Petit post "technique" mais franchement assez fondamental pour insister sur LA metrics à surveiller qui me parait la plus clé...La metrics "mother of all things"...
Hier, Plus-de-bulles a lancé sa traditionnelle "Foire aux Champagnes" bi annuelle (mars et septembre), 30 cuvées de champagne de très belle qualité, de grandes maisons comme de grands vignerons artistes indépendants (certains en exclu web), sélectionnées par le Maitre Sommelier de Pierre Gagnaire (3* Michelin), et ce pendant 15 jours...
Franchement, je ne pourrais que vous exhorter, vous les amateurs de champagne, à en profiter pleinement (comme j'en ai moi-même personnellement profité !). Avec un twist un peu ironique, je dirais que c'est de bon ton de stocker en prévision des longues soirées de confinement...
Le démarrage hier de cette opération a été...je dirais...d'anthologie !

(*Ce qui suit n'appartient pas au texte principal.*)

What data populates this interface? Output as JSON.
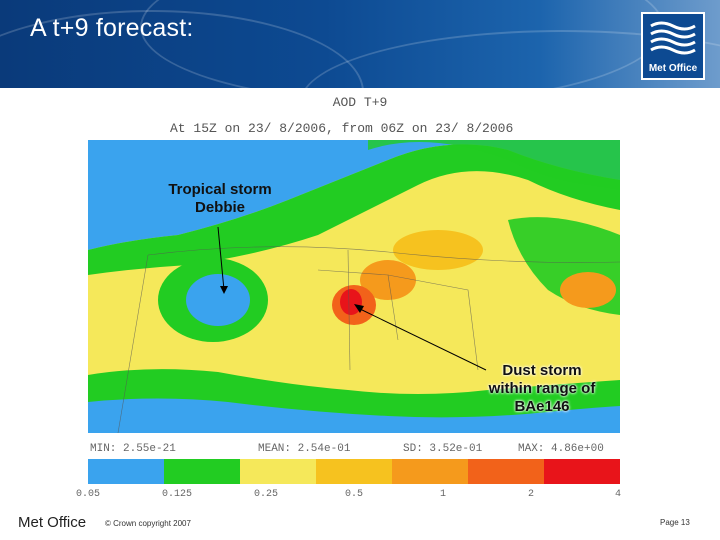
{
  "slide": {
    "title": "A t+9 forecast:"
  },
  "logo": {
    "text": "Met Office"
  },
  "plot": {
    "title": "AOD T+9",
    "subtitle": "At 15Z on 23/ 8/2006, from 06Z on 23/ 8/2006"
  },
  "annotations": {
    "storm_line1": "Tropical storm",
    "storm_line2": "Debbie",
    "dust_line1": "Dust storm",
    "dust_line2": "within range of",
    "dust_line3": "BAe146"
  },
  "stats": {
    "min": "MIN: 2.55e-21",
    "mean": "MEAN: 2.54e-01",
    "sd": "SD: 3.52e-01",
    "max": "MAX: 4.86e+00"
  },
  "colorbar": {
    "colors": [
      "#3aa3ee",
      "#22cc22",
      "#f5e85a",
      "#f6c21f",
      "#f59a1c",
      "#f2621a",
      "#e8141a"
    ],
    "ticks": [
      "0.05",
      "0.125",
      "0.25",
      "0.5",
      "1",
      "2",
      "4"
    ]
  },
  "footer": {
    "brand": "Met Office",
    "copyright": "© Crown copyright 2007",
    "page": "Page 13"
  }
}
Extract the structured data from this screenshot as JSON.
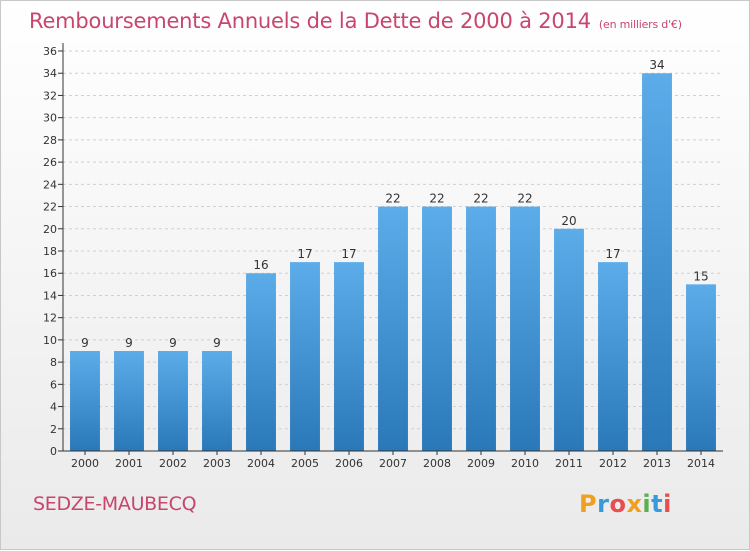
{
  "page": {
    "title": "Remboursements Annuels de la Dette de 2000 à 2014",
    "subtitle": "(en milliers d'€)",
    "commune": "SEDZE-MAUBECQ",
    "brand_letters": [
      "P",
      "r",
      "o",
      "x",
      "i",
      "t",
      "i"
    ],
    "brand_colors": [
      "#f0a020",
      "#3a9ad9",
      "#e84e4e",
      "#f0a020",
      "#5ab04a",
      "#3a9ad9",
      "#e84e4e"
    ]
  },
  "chart_data": {
    "type": "bar",
    "title": "Remboursements Annuels de la Dette de 2000 à 2014",
    "subtitle": "(en milliers d'€)",
    "categories": [
      "2000",
      "2001",
      "2002",
      "2003",
      "2004",
      "2005",
      "2006",
      "2007",
      "2008",
      "2009",
      "2010",
      "2011",
      "2012",
      "2013",
      "2014"
    ],
    "values": [
      9,
      9,
      9,
      9,
      16,
      17,
      17,
      22,
      22,
      22,
      22,
      20,
      17,
      34,
      15
    ],
    "ylim": [
      0,
      36
    ],
    "yticks": [
      0,
      2,
      4,
      6,
      8,
      10,
      12,
      14,
      16,
      18,
      20,
      22,
      24,
      26,
      28,
      30,
      32,
      34,
      36
    ],
    "grid": true,
    "data_labels": true,
    "colors": {
      "bar_top": "#5cacea",
      "bar_bottom": "#2a78b8",
      "grid": "#d0d0d0",
      "axis": "#333333",
      "title": "#c8456e"
    }
  }
}
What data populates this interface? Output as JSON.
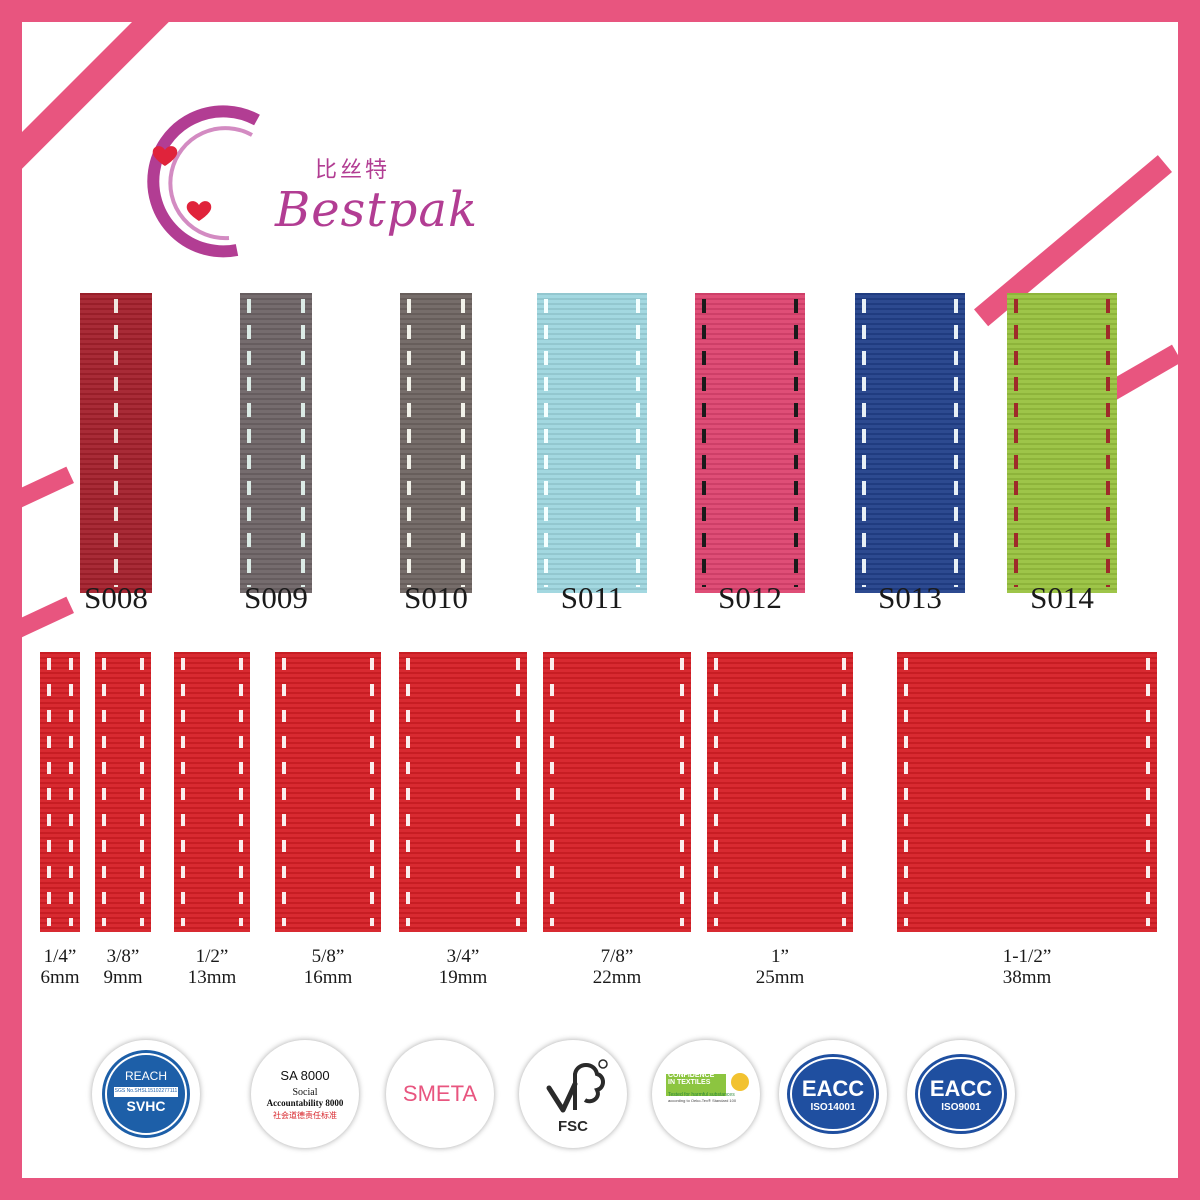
{
  "brand": {
    "name_zh": "比丝特",
    "name_en": "Bestpak",
    "color": "#b23d93"
  },
  "colors": {
    "frame": "#e8557f",
    "background": "#ffffff"
  },
  "swatches": [
    {
      "code": "S008",
      "ribbon_color": "#a3202c",
      "stitch_color": "#f0e8e0",
      "stitch_position": "center"
    },
    {
      "code": "S009",
      "ribbon_color": "#6e6466",
      "stitch_color": "#dcebe6",
      "stitch_position": "edges"
    },
    {
      "code": "S010",
      "ribbon_color": "#6f6562",
      "stitch_color": "#f2f2ea",
      "stitch_position": "edges"
    },
    {
      "code": "S011",
      "ribbon_color": "#9ed6df",
      "stitch_color": "#f4ffff",
      "stitch_position": "edges"
    },
    {
      "code": "S012",
      "ribbon_color": "#dd4470",
      "stitch_color": "#1a1a1a",
      "stitch_position": "edges"
    },
    {
      "code": "S013",
      "ribbon_color": "#22408a",
      "stitch_color": "#e8f0f6",
      "stitch_position": "edges"
    },
    {
      "code": "S014",
      "ribbon_color": "#99c23f",
      "stitch_color": "#9e2a2a",
      "stitch_position": "edges"
    }
  ],
  "sizes": [
    {
      "inch": "1/4”",
      "mm": "6mm"
    },
    {
      "inch": "3/8”",
      "mm": "9mm"
    },
    {
      "inch": "1/2”",
      "mm": "13mm"
    },
    {
      "inch": "5/8”",
      "mm": "16mm"
    },
    {
      "inch": "3/4”",
      "mm": "19mm"
    },
    {
      "inch": "7/8”",
      "mm": "22mm"
    },
    {
      "inch": "1”",
      "mm": "25mm"
    },
    {
      "inch": "1-1/2”",
      "mm": "38mm"
    }
  ],
  "size_ribbon": {
    "ribbon_color": "#d61f26",
    "stitch_color": "#fbeeee"
  },
  "certifications": [
    {
      "name": "reach-svhc",
      "line1": "REACH",
      "line2": "SGS No.SHSL15102277111",
      "line3": "SVHC"
    },
    {
      "name": "sa8000",
      "line1": "SA 8000",
      "line2": "Social",
      "line3": "Accountability 8000",
      "line4": "社会道德责任标准"
    },
    {
      "name": "smeta",
      "line1": "SMETA"
    },
    {
      "name": "fsc",
      "line1": "FSC"
    },
    {
      "name": "oeko-tex",
      "line1": "CONFIDENCE",
      "line2": "IN TEXTILES",
      "line3": "Tested for harmful substances",
      "line4": "according to Oeko-Tex® Standard 100"
    },
    {
      "name": "eacc-iso14001",
      "line1": "EACC",
      "line2": "ISO14001"
    },
    {
      "name": "eacc-iso9001",
      "line1": "EACC",
      "line2": "ISO9001"
    }
  ]
}
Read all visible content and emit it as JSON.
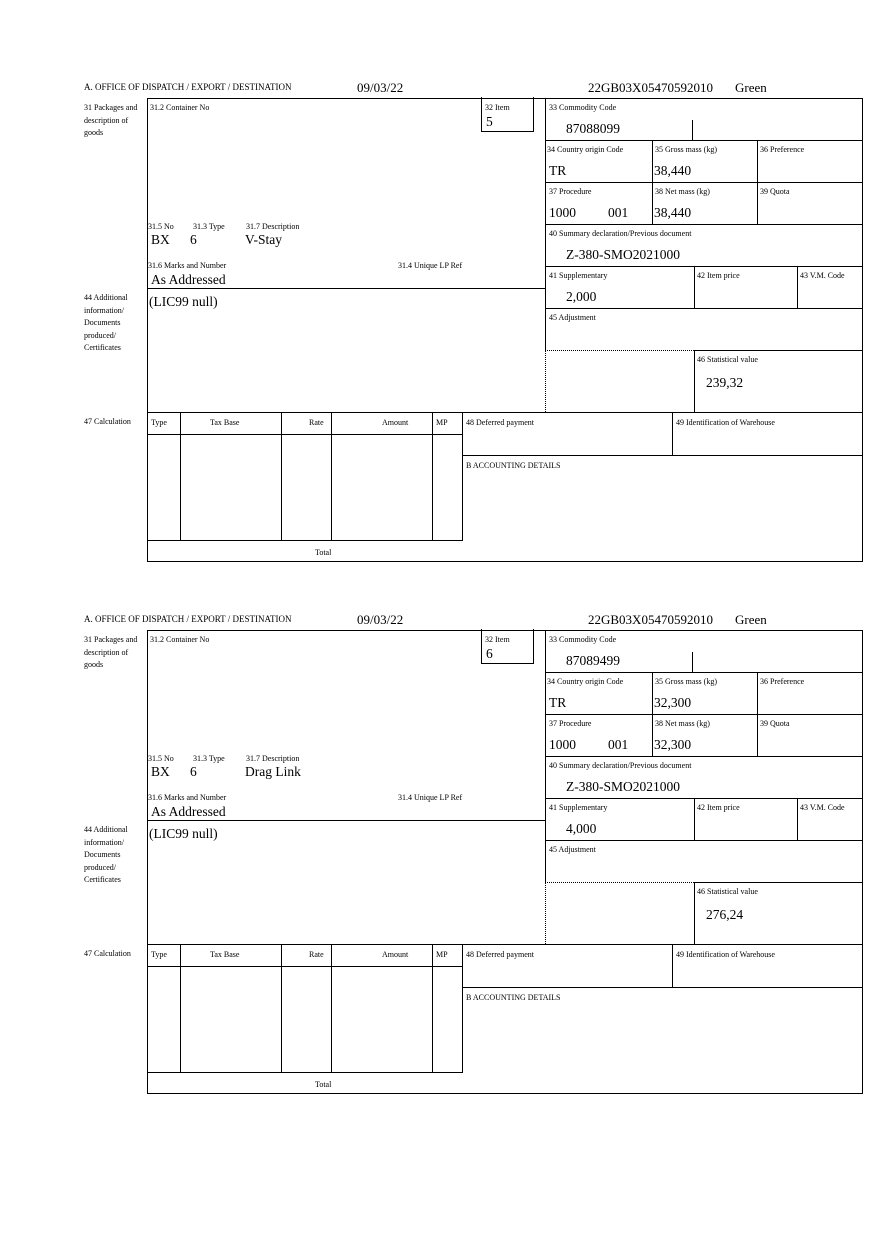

Je ne vais pas donner des chiffres absolus précis, évidemment, mais juste leur magnitude : sur cette 1ère journée, Plus-de-bulles a réalisé environ 7x ce qu'elle avait fait l'année dernière au même jour exactement (c'était le mardi 17 mars 2020) !
Alors certes, je vous vois venir, le 17 mars 2020 c'était le jour du 1er confinement, une période totalement inédite, la France était sous le choc et n'avait pas trop envie de champagne, même sous l'alibi d'une opération "Foire aux Champagnes" très attractive...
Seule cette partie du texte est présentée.